Fitch Ratings cut Japan's credit rating today, citing political stasis in the face of growing debt levels, and the yen took a tumble. Is this the end of its strength?
Not exactly, says Camilla Sutton, chief currency strategist at Scotia Capital.
"The funny thing about the yen is the fundamentals are horrible," she says, pointing to debt levels at 240 percent of GDP. And while the Bank of Japan has a monetary policy meeting tonight, Sutton doesn't expect major news. The Japanese are "taking a very leisurely pace, shall we say, toward improving" their financial situation, she told CNBC's Scott Wapner.
Even so, Sutton thinks the yen's weakness will be short lived. "All in all I think the trend in dollar-yen in the short term is still lower," she says. "I think the overall story on dollar-yen is you have to follow the trend that's in place.
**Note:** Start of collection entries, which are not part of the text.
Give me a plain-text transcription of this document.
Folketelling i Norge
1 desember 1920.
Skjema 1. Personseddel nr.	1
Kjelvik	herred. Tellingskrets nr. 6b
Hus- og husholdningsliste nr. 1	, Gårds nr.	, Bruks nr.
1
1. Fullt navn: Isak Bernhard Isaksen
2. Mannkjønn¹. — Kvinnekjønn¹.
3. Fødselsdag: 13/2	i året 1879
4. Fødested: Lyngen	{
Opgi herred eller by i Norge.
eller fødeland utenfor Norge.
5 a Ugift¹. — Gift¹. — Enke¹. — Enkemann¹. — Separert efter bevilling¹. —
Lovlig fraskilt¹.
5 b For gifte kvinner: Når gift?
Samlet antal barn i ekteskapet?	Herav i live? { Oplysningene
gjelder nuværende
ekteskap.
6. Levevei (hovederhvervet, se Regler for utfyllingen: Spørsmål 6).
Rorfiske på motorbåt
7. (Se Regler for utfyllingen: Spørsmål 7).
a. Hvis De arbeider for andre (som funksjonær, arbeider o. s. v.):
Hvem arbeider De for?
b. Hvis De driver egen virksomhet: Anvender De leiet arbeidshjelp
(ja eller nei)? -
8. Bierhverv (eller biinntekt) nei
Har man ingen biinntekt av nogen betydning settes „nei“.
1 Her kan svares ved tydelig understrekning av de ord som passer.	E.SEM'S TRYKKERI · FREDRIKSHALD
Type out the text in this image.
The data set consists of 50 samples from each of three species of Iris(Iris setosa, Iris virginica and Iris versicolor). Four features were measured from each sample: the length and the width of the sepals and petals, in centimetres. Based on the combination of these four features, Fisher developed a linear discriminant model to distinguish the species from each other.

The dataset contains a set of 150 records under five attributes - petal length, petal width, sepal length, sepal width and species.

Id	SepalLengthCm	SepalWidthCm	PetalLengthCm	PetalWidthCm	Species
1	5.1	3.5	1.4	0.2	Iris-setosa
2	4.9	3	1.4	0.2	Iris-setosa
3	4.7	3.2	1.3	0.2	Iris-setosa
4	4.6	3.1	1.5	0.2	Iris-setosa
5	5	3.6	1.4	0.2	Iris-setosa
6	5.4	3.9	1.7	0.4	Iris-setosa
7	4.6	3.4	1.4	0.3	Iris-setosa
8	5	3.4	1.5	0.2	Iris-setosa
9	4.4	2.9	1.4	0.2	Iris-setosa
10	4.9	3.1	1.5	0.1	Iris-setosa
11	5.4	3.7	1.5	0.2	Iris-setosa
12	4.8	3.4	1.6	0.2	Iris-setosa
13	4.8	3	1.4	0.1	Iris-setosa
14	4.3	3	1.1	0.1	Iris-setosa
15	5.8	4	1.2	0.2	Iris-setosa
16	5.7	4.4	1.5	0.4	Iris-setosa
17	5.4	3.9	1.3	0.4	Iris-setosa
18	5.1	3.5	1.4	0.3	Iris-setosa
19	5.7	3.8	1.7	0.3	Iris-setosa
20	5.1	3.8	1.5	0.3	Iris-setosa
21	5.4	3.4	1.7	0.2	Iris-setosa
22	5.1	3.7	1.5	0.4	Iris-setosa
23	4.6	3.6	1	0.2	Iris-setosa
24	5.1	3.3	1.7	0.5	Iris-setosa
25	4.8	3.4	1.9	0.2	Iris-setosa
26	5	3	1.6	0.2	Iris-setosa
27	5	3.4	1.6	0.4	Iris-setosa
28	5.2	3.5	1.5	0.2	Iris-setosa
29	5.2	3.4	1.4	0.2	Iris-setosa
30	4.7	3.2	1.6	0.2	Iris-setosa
Typically we don't see that break until we have a major event, things like intervention or a major shift from the BOJ, which is pretty unlikely tonight."
So Sutton wants to sell the dollar against the yen right around current levels, at 80.00, setting a stop just above last week's highs at 80.60 and a target of 78.20.
Brian Kelly of Shelter Harbor Capital likes Sutton's plan. "In the very short term, it's not a bad trade because I think it's highly unlikely the BOJ does anything here," he says.